A number of studies have already been made of this phenomena. In the actual development of hydraulic systems however, there are problems in which the check valves are installed in the return line, or one of a variety of valve stroke patterns is used. These problems have not been sufficiently dealt with in the previous studies.
To analyze fluid transient phenomena in the fluid lines, a simulation program which combines the method of characteristics with numerical integration was developed. The results of the calculations with the program were verified by a comparison with the experimental results. Using this simulation program, the effect of various parameters on the surge pressure in the low-pressure return line investigated. These parameters include line dimensions, void ratio, check valve position, pressure loss, and timing of the valve control. Furthermore, to reduce the surge pressure, the use of two check valves mounted in a circuit was proposed. The effect of this proposed idea was verified with the numerical method and by experiments.

Accommodation for Load Conditions in Pneumatic Regulator Using the Solenoid Valves

If the airflow from source is controlled directly with a high-speed switching valve, and the pressure in the downstream can be operated as desired. The pressure regulator, using the high-speed switching valves, is shown in this paper. The dynamic characteristics of the regulator depend on the response of the high-speed valve, then it exceeds that of a conventional diaphragm type pressure regulator.
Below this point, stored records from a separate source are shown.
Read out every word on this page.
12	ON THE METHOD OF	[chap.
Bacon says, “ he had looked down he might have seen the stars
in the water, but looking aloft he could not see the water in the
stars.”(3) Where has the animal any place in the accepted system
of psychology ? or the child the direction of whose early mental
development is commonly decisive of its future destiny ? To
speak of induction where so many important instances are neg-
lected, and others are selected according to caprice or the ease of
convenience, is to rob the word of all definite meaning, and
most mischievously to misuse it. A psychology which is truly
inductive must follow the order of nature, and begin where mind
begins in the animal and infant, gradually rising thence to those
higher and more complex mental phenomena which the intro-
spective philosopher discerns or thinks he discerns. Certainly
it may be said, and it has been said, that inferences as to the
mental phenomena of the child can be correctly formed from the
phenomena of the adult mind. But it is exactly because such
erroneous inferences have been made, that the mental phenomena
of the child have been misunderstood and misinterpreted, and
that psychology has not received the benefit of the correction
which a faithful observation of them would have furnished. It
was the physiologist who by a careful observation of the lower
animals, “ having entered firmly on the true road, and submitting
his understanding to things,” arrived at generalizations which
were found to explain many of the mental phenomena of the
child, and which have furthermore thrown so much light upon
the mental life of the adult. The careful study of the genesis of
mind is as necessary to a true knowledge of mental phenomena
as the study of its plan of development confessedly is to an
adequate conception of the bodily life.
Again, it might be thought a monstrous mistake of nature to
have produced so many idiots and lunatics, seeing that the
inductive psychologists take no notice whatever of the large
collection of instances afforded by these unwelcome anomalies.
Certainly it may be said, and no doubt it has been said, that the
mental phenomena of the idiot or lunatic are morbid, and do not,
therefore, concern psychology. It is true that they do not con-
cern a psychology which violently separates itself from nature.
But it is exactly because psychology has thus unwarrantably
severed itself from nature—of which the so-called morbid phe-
To control the pressure, the valve turns on or off the airflow very frequently according to the load conditions. In this operation, both the load flow rate and the load volume are estimated by measuring the pressure in load and the turning on/off durations are decided to keep the minimum fluctuating condition of the output pressure. Then, output pressure precision of regulator is tuned to the optimal condition at various loads, automatically. The effect of automatically tuning is shown theoretically and experimentally in this paper.

Friction Force Characteristics between Piston and Cylinder Bore for Startup and Low Speed Operation in Swashplate Type Axial Piston Motors

Principal factors that cause a decrease in the efficiency at startup and in low-speed operation of swash-plate type axial piston motors include behavior of sliding parts between i) slipper and swash-plate, ii) piston and cylinder bore and iii) valve plate and cylinder. Especially, the sliding part between ii) piston and cylinder bore has an influence on the behaviors of the slipper and valve plate.
Several studies has been made on the sliding characteristics between piston and cylinder bore in swash-plate type axial piston pumps and motors. However, in those studies, each part of the motor and pump was assumed to be rigid. Therefore, this study has been made to clarify the friction characteristics between the piston and cylinder bore at startup and low-speed operation in swash-plate type axial piston motors, regarding the elasticity of the piston and cylinder. In the simulation analysis, using the finite element method, the stress distribution and deformation of the piston and cylinder, the static frictional force between the piston and cylinder bore with a change in supply pressure, piston tube thickness and static friction coefficient were obtained. As the verification of the simulation analysis and examination in low-speed operation, the static frictional force and the dynamic frictional force between the piston and cylinder bore with a change in the supply pressure and piston tube thickness were measured.